Optimizations of force-field parameters for protein systems with the secondary-structure stability and instability

TL;DR

This paper introduces a new method for refining protein force-field parameters by aligning simulation results with experimental secondary-structure stability, demonstrated through improved peptide folding simulations.

Contribution

The authors developed a novel optimization approach for force-field parameters based on secondary-structure stability agreement, applied it to refine the AMBER ff99SB force field.

Findings

Refined force field better reproduces experimental structures.

Optimized torsion-energy parameters improved folding simulation accuracy.

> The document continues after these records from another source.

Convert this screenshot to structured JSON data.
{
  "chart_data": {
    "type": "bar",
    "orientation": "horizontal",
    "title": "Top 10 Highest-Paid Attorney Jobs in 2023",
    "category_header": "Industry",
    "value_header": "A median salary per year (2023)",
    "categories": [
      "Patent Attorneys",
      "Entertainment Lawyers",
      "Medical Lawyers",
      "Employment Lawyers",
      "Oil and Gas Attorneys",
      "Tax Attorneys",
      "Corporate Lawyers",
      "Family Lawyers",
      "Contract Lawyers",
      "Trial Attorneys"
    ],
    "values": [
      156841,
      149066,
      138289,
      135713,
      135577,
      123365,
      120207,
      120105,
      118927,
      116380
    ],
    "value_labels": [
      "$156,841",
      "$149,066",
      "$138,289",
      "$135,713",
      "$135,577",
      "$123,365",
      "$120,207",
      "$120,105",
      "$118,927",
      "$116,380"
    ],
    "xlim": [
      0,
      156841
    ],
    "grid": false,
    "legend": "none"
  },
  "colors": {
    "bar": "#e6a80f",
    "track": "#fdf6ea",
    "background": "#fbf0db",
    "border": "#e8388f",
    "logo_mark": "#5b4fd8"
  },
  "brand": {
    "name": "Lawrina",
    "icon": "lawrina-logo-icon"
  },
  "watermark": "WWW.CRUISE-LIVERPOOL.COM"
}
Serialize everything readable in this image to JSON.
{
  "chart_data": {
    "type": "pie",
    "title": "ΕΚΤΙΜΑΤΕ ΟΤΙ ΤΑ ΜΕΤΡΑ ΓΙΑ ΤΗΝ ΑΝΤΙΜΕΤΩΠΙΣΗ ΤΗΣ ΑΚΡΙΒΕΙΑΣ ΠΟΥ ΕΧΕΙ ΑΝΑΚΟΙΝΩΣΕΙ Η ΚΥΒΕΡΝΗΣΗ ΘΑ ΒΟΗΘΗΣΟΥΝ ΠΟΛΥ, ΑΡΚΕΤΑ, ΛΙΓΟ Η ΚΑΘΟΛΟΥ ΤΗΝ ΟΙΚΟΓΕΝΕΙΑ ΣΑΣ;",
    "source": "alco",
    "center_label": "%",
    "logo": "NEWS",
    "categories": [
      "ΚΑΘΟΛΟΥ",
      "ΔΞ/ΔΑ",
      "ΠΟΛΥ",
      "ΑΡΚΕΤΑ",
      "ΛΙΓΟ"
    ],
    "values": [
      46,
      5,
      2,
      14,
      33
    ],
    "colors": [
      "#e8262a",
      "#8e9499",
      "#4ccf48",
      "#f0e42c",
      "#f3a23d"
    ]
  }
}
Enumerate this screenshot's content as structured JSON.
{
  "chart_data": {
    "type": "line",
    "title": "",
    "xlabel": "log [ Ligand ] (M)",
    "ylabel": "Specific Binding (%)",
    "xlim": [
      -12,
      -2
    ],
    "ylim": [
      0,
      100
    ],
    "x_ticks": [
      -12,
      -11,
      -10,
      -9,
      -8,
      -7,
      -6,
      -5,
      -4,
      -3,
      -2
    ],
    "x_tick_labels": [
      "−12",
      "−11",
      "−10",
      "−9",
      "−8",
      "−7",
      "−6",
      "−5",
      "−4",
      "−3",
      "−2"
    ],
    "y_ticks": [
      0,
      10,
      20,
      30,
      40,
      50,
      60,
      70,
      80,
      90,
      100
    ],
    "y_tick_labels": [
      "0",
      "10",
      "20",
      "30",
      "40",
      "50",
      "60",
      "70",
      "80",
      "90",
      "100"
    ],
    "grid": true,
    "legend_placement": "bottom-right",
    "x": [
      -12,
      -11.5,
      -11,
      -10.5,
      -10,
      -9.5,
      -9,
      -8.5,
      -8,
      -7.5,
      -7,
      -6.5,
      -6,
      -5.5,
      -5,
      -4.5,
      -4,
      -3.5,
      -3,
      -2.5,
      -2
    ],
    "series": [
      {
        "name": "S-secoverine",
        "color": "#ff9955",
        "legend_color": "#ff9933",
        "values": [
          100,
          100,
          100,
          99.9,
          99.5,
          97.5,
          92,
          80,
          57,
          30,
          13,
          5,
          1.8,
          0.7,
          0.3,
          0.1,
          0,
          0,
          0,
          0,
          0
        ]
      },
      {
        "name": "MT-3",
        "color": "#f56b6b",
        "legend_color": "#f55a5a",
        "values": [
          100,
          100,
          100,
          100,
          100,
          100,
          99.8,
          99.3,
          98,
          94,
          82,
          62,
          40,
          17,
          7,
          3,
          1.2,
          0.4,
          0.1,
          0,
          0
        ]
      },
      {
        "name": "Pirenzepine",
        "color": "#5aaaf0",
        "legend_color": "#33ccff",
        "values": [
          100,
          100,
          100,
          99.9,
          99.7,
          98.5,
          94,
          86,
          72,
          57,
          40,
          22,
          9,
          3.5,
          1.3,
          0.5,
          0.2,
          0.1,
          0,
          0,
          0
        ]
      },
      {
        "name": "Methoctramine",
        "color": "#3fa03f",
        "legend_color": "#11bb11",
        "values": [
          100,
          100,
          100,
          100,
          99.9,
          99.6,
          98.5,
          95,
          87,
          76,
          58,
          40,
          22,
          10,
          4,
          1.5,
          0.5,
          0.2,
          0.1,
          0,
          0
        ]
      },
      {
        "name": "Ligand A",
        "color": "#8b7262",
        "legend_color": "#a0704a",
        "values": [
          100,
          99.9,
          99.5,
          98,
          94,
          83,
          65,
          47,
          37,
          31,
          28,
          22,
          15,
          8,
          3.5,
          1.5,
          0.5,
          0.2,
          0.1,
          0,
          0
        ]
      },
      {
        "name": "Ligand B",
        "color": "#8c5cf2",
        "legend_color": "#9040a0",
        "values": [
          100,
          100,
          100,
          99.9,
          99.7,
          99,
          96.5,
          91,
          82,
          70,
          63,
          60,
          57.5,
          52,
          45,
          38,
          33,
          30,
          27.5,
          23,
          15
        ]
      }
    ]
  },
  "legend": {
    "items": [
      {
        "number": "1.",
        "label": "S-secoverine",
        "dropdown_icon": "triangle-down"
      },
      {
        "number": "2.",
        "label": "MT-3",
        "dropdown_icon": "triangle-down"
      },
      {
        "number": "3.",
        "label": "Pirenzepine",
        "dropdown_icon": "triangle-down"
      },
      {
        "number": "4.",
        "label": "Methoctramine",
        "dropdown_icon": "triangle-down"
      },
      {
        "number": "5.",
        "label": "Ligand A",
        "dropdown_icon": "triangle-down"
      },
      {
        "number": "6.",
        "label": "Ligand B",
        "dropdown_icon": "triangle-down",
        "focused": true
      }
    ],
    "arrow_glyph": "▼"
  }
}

New parameters yielded structures more consistent with experiments.

Abstract

We propose a novel method for refining force-field parameters of protein systems. In this method, the agreement of the secondary-structure stability and instability between the protein conformations obtained by experiments and those obtained by molecular dynamics simulations is used as a criterion for the optimization of force-field parameters. As an example of the applications of the present method, we refined the force-field parameter set of the AMBER ff99SB force field by searching the torsion-energy parameter spaces of $\psi$ (N-C$^{\alpha}$-C-N) and $\zeta$ (C$^{\beta}$-C$^{\alpha}$-C-N) of the backbone dihedral angles. We then performed folding simulations of $\alpha$-helical and $\beta$-hairpin peptides, using the optimized force field. The results showed that the new force-field parameters gave structures more consistent with the experimental implications than the original AMBER ff99SB force field.